One of the really interesting deep learning techniques is text analysis with an LSTM (“long, short-term memory”) recurrent neural network. LSTMs can work with sequences of text because, unlike other kinds of neural networks, LSTMs have memory.

Preparing data for an LSTM is a major challenge. I decided to work with the text from the Sherlock Holmes novel “A Study in Scarlet”. The first few words of the novel, after the title and the table of contents, are, “In the year 1878 I took my degree of Doctor of Medicine of the University of London, and proceeded . . ”

Conceptually, the idea is to create a training dataset that is like:

In the year 1878 | I 
the year 1878 I  | took
year 1878 I took | my
. . .

Each sequence of four words is used to predict the next word.
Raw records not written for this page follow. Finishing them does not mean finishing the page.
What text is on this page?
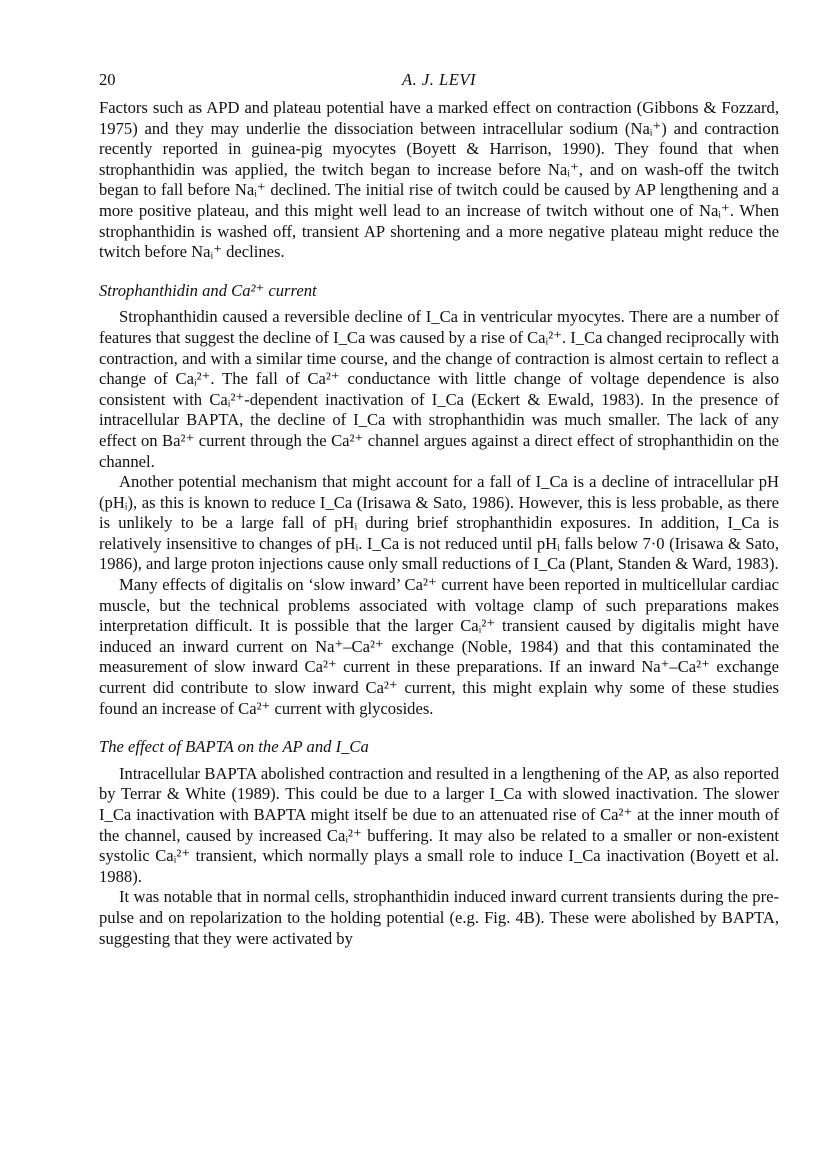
20	A. J. LEVI

Factors such as APD and plateau potential have a marked effect on contraction (Gibbons & Fozzard, 1975) and they may underlie the dissociation between intracellular sodium (Naᵢ⁺) and contraction recently reported in guinea-pig myocytes (Boyett & Harrison, 1990). They found that when strophanthidin was applied, the twitch began to increase before Naᵢ⁺, and on wash-off the twitch began to fall before Naᵢ⁺ declined. The initial rise of twitch could be caused by AP lengthening and a more positive plateau, and this might well lead to an increase of twitch without one of Naᵢ⁺. When strophanthidin is washed off, transient AP shortening and a more negative plateau might reduce the twitch before Naᵢ⁺ declines.

Strophanthidin and Ca²⁺ current

Strophanthidin caused a reversible decline of I_Ca in ventricular myocytes. There are a number of features that suggest the decline of I_Ca was caused by a rise of Caᵢ²⁺. I_Ca changed reciprocally with contraction, and with a similar time course, and the change of contraction is almost certain to reflect a change of Caᵢ²⁺. The fall of Ca²⁺ conductance with little change of voltage dependence is also consistent with Caᵢ²⁺-dependent inactivation of I_Ca (Eckert & Ewald, 1983). In the presence of intracellular BAPTA, the decline of I_Ca with strophanthidin was much smaller. The lack of any effect on Ba²⁺ current through the Ca²⁺ channel argues against a direct effect of strophanthidin on the channel.

Another potential mechanism that might account for a fall of I_Ca is a decline of intracellular pH (pHᵢ), as this is known to reduce I_Ca (Irisawa & Sato, 1986). However, this is less probable, as there is unlikely to be a large fall of pHᵢ during brief strophanthidin exposures. In addition, I_Ca is relatively insensitive to changes of pHᵢ. I_Ca is not reduced until pHᵢ falls below 7·0 (Irisawa & Sato, 1986), and large proton injections cause only small reductions of I_Ca (Plant, Standen & Ward, 1983).

Many effects of digitalis on ‘slow inward’ Ca²⁺ current have been reported in multicellular cardiac muscle, but the technical problems associated with voltage clamp of such preparations makes interpretation difficult. It is possible that the larger Caᵢ²⁺ transient caused by digitalis might have induced an inward current on Na⁺–Ca²⁺ exchange (Noble, 1984) and that this contaminated the measurement of slow inward Ca²⁺ current in these preparations. If an inward Na⁺–Ca²⁺ exchange current did contribute to slow inward Ca²⁺ current, this might explain why some of these studies found an increase of Ca²⁺ current with glycosides.

The effect of BAPTA on the AP and I_Ca

Intracellular BAPTA abolished contraction and resulted in a lengthening of the AP, as also reported by Terrar & White (1989). This could be due to a larger I_Ca with slowed inactivation. The slower I_Ca inactivation with BAPTA might itself be due to an attenuated rise of Ca²⁺ at the inner mouth of the channel, caused by increased Caᵢ²⁺ buffering. It may also be related to a smaller or non-existent systolic Caᵢ²⁺ transient, which normally plays a small role to induce I_Ca inactivation (Boyett et al. 1988).

It was notable that in normal cells, strophanthidin induced inward current transients during the pre-pulse and on repolarization to the holding potential (e.g. Fig. 4B). These were abolished by BAPTA, suggesting that they were activated by
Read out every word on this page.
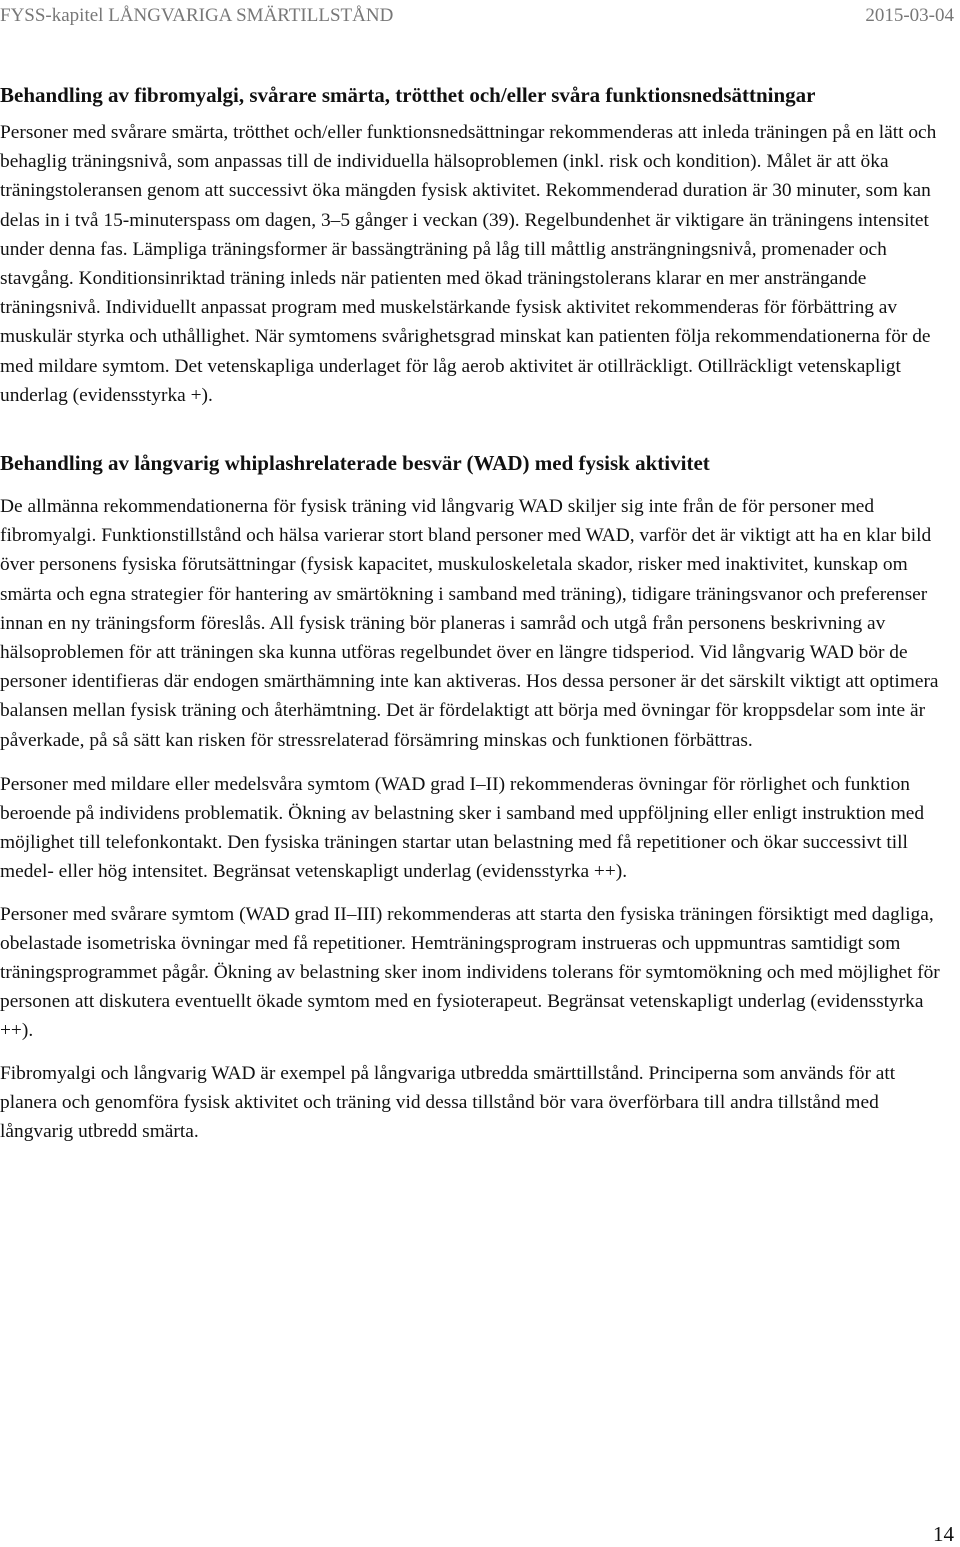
FYSS-kapitel LÅNGVARIGA SMÄRTILLSTÅND	2015-03-04
Behandling av fibromyalgi, svårare smärta, trötthet och/eller svåra funktionsnedsättningar

Personer med svårare smärta, trötthet och/eller funktionsnedsättningar rekommenderas att inleda träningen på en lätt och behaglig träningsnivå, som anpassas till de individuella hälsoproblemen (inkl. risk och kondition). Målet är att öka träningstoleransen genom att successivt öka mängden fysisk aktivitet. Rekommenderad duration är 30 minuter, som kan delas in i två 15-minuterspass om dagen, 3–5 gånger i veckan (39). Regelbundenhet är viktigare än träningens intensitet under denna fas. Lämpliga träningsformer är bassängträning på låg till måttlig ansträngningsnivå, promenader och stavgång. Konditionsinriktad träning inleds när patienten med ökad träningstolerans klarar en mer ansträngande träningsnivå. Individuellt anpassat program med muskelstärkande fysisk aktivitet rekommenderas för förbättring av muskulär styrka och uthållighet. När symtomens svårighetsgrad minskat kan patienten följa rekommendationerna för de med mildare symtom. Det vetenskapliga underlaget för låg aerob aktivitet är otillräckligt. Otillräckligt vetenskapligt underlag (evidensstyrka +).

Behandling av långvarig whiplashrelaterade besvär (WAD) med fysisk aktivitet

De allmänna rekommendationerna för fysisk träning vid långvarig WAD skiljer sig inte från de för personer med fibromyalgi. Funktionstillstånd och hälsa varierar stort bland personer med WAD, varför det är viktigt att ha en klar bild över personens fysiska förutsättningar (fysisk kapacitet, muskuloskeletala skador, risker med inaktivitet, kunskap om smärta och egna strategier för hantering av smärtökning i samband med träning), tidigare träningsvanor och preferenser innan en ny träningsform föreslås. All fysisk träning bör planeras i samråd och utgå från personens beskrivning av hälsoproblemen för att träningen ska kunna utföras regelbundet över en längre tidsperiod. Vid långvarig WAD bör de personer identifieras där endogen smärthämning inte kan aktiveras. Hos dessa personer är det särskilt viktigt att optimera balansen mellan fysisk träning och återhämtning. Det är fördelaktigt att börja med övningar för kroppsdelar som inte är påverkade, på så sätt kan risken för stressrelaterad försämring minskas och funktionen förbättras.

Personer med mildare eller medelsvåra symtom (WAD grad I–II) rekommenderas övningar för rörlighet och funktion beroende på individens problematik. Ökning av belastning sker i samband med uppföljning eller enligt instruktion med möjlighet till telefonkontakt. Den fysiska träningen startar utan belastning med få repetitioner och ökar successivt till medel- eller hög intensitet. Begränsat vetenskapligt underlag (evidensstyrka ++).

Personer med svårare symtom (WAD grad II–III) rekommenderas att starta den fysiska träningen försiktigt med dagliga, obelastade isometriska övningar med få repetitioner. Hemträningsprogram instrueras och uppmuntras samtidigt som träningsprogrammet pågår. Ökning av belastning sker inom individens tolerans för symtomökning och med möjlighet för personen att diskutera eventuellt ökade symtom med en fysioterapeut. Begränsat vetenskapligt underlag (evidensstyrka ++).

Fibromyalgi och långvarig WAD är exempel på långvariga utbredda smärttillstånd. Principerna som används för att planera och genomföra fysisk aktivitet och träning vid dessa tillstånd bör vara överförbara till andra tillstånd med långvarig utbredd smärta.

14
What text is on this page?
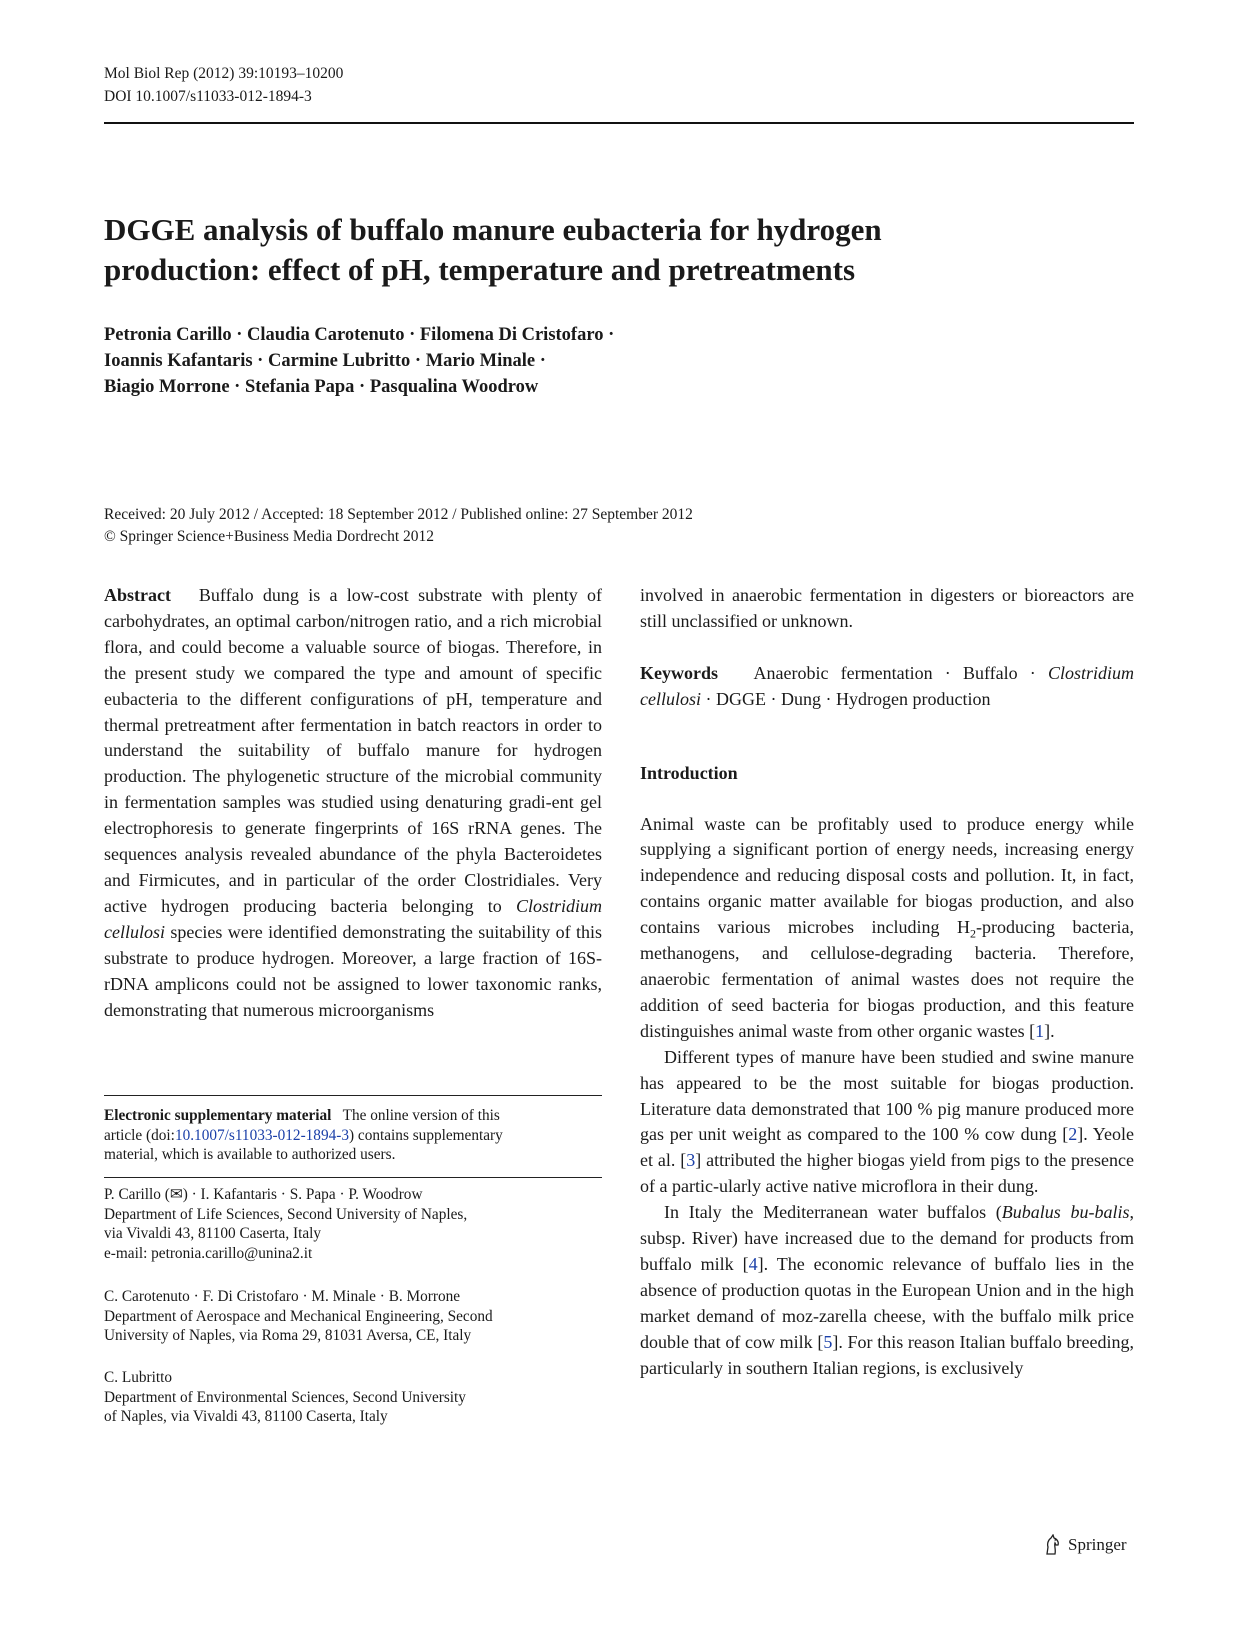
Mol Biol Rep (2012) 39:10193–10200
DOI 10.1007/s11033-012-1894-3
DGGE analysis of buffalo manure eubacteria for hydrogen
production: effect of pH, temperature and pretreatments
Petronia Carillo · Claudia Carotenuto · Filomena Di Cristofaro ·
Ioannis Kafantaris · Carmine Lubritto · Mario Minale ·
Biagio Morrone · Stefania Papa · Pasqualina Woodrow
Received: 20 July 2012 / Accepted: 18 September 2012 / Published online: 27 September 2012
© Springer Science+Business Media Dordrecht 2012

Abstract Buffalo dung is a low-cost substrate with plenty of carbohydrates, an optimal carbon/nitrogen ratio, and a rich microbial flora, and could become a valuable source of biogas. Therefore, in the present study we compared the type and amount of specific eubacteria to the different configurations of pH, temperature and thermal pretreatment after fermentation in batch reactors in order to understand the suitability of buffalo manure for hydrogen production. The phylogenetic structure of the microbial community in fermentation samples was studied using denaturing gradi-ent gel electrophoresis to generate fingerprints of 16S rRNA genes. The sequences analysis revealed abundance of the phyla Bacteroidetes and Firmicutes, and in particular of the order Clostridiales. Very active hydrogen producing bacteria belonging to Clostridium cellulosi species were identified demonstrating the suitability of this substrate to produce hydrogen. Moreover, a large fraction of 16S-rDNA amplicons could not be assigned to lower taxonomic ranks, demonstrating that numerous microorganisms

Electronic supplementary material The online version of this
article (doi:10.1007/s11033-012-1894-3) contains supplementary
material, which is available to authorized users.
P. Carillo (✉) · I. Kafantaris · S. Papa · P. Woodrow
Department of Life Sciences, Second University of Naples,
via Vivaldi 43, 81100 Caserta, Italy
e-mail: petronia.carillo@unina2.it
C. Carotenuto · F. Di Cristofaro · M. Minale · B. Morrone
Department of Aerospace and Mechanical Engineering, Second
University of Naples, via Roma 29, 81031 Aversa, CE, Italy
C. Lubritto
Department of Environmental Sciences, Second University
of Naples, via Vivaldi 43, 81100 Caserta, Italy

involved in anaerobic fermentation in digesters or bioreactors are still unclassified or unknown.

Keywords Anaerobic fermentation · Buffalo · Clostridium cellulosi · DGGE · Dung · Hydrogen production

Introduction

Animal waste can be profitably used to produce energy while supplying a significant portion of energy needs, increasing energy independence and reducing disposal costs and pollution. It, in fact, contains organic matter available for biogas production, and also contains various microbes including $H_2$-producing bacteria, methanogens, and cellulose-degrading bacteria. Therefore, anaerobic fermentation of animal wastes does not require the addition of seed bacteria for biogas production, and this feature distinguishes animal waste from other organic wastes [1].

Different types of manure have been studied and swine manure has appeared to be the most suitable for biogas production. Literature data demonstrated that 100 % pig manure produced more gas per unit weight as compared to the 100 % cow dung [2]. Yeole et al. [3] attributed the higher biogas yield from pigs to the presence of a partic-ularly active native microflora in their dung.

In Italy the Mediterranean water buffalos (Bubalus bu-balis, subsp. River) have increased due to the demand for products from buffalo milk [4]. The economic relevance of buffalo lies in the absence of production quotas in the European Union and in the high market demand of moz-zarella cheese, with the buffalo milk price double that of cow milk [5]. For this reason Italian buffalo breeding, particularly in southern Italian regions, is exclusively

Springer
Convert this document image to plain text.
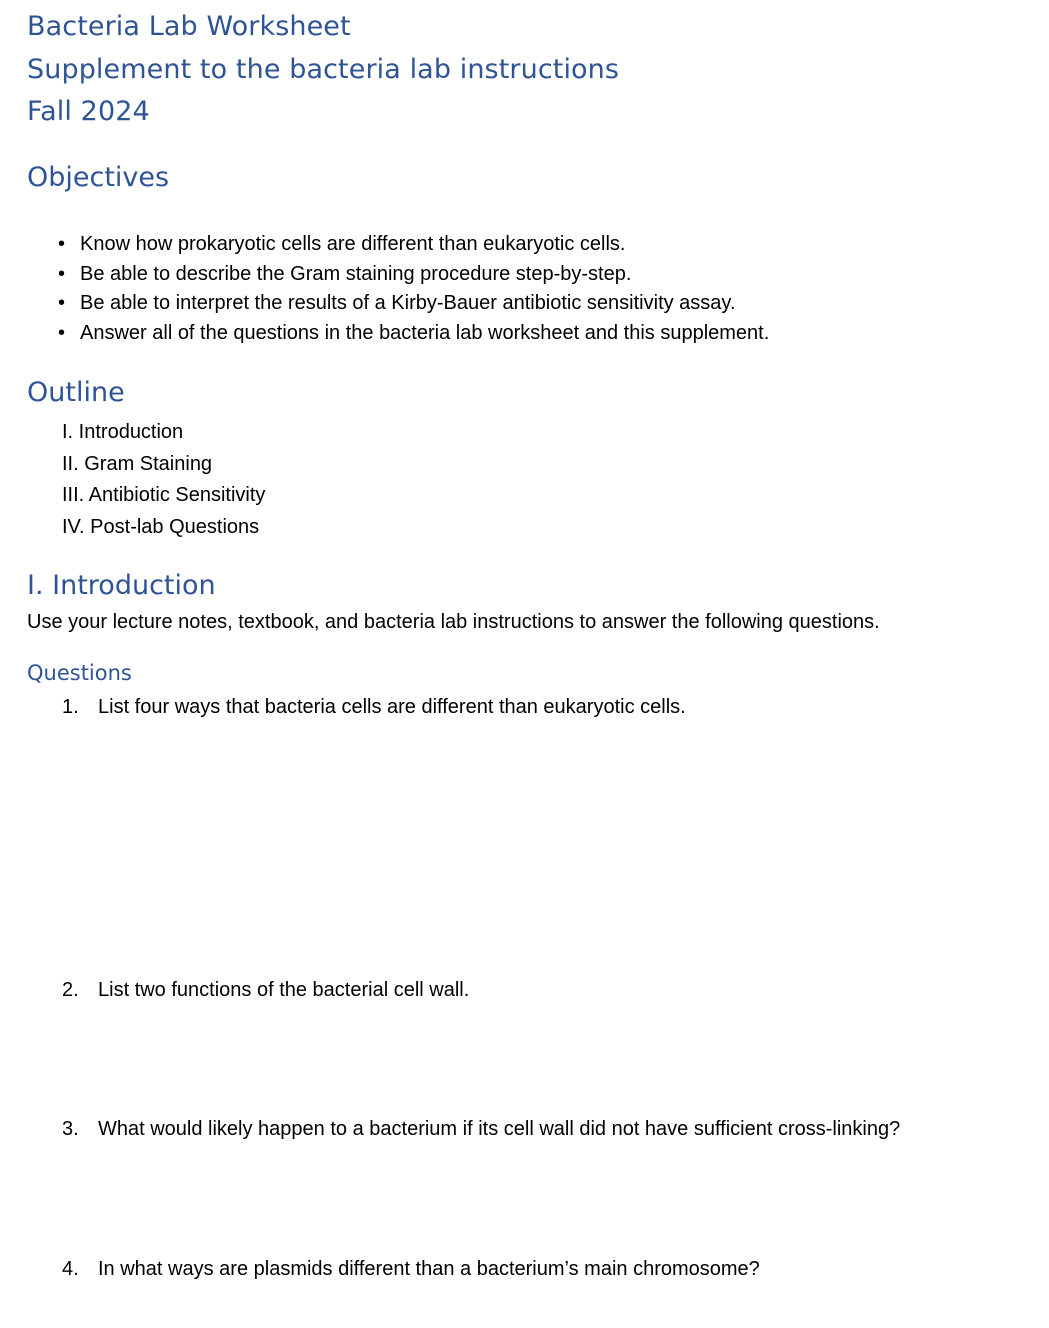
Bacteria Lab Worksheet
Supplement to the bacteria lab instructions
Fall 2024
Objectives
• Know how prokaryotic cells are different than eukaryotic cells.
• Be able to describe the Gram staining procedure step-by-step.
• Be able to interpret the results of a Kirby-Bauer antibiotic sensitivity assay.
• Answer all of the questions in the bacteria lab worksheet and this supplement.
Outline
I. Introduction
II. Gram Staining
III. Antibiotic Sensitivity
IV. Post-lab Questions
I. Introduction
Use your lecture notes, textbook, and bacteria lab instructions to answer the following questions.
Questions
1. List four ways that bacteria cells are different than eukaryotic cells.
2. List two functions of the bacterial cell wall.
3. What would likely happen to a bacterium if its cell wall did not have sufficient cross-linking?
4. In what ways are plasmids different than a bacterium’s main chromosome?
This is “rolling window” data where the size of the window, four in this case, must be determined by trial and error.

However, all neural networks, including LSTMs, only understand numeric values. As it turns out, if you use a naive approach and just assign an integer to each word, well, it just doesn’t work. For example, if ‘In’ = 1, ‘the’ = 2, ‘year’ = 3, ‘1878’ = 4, ‘I’ = 5, and so on, the conceptual training data would look like:

1 2 3 4 | 5
2 3 4 5 | 6
3 4 5 6 | 7
. . .

The standard technique of using one-hot encoding doesn’t seem to work very well either. If you had a total of 10 different words, then ‘In’ = (1 0 0 0 0 0 0 0 0 0), ‘the’ = (0 1 0 0 0 0 0 0 0 0), ‘year’ = (0 0 1 0 0 0 0 0 0 0), etc. The problem here is that even a small training corpus would have thousands of distinct words, so each one-hot vector would be huge.

The usual approach is to create a “word embedding” where each word is represented by a vector of two or more values, where the vectors are constructed in an extremely clever way so that similar words have similar vectors.

I wrote a utility program that created a training file for an LSTM using “A Study in Scarlet”. The process was tricky and took me my entire lunch hour — and I’m quite good at code like this.

It would take several pages to explain the multi-step process, but the screenshot below summarizes what is going on. A very interesting challenge. Next step is to see if I can build an LSTM model that can understand the structure of a Sherlock Holmes novel.

Note: Depending on the type of analysis I’m going to do, I may have to one-hot encode the word-to-predict.

“A Study in Scarlet” was published in an annual magazine (like a paperback novel today) in November 1887, along with two other short stories by other authors. It was the first appearance of Sherlock Holmes.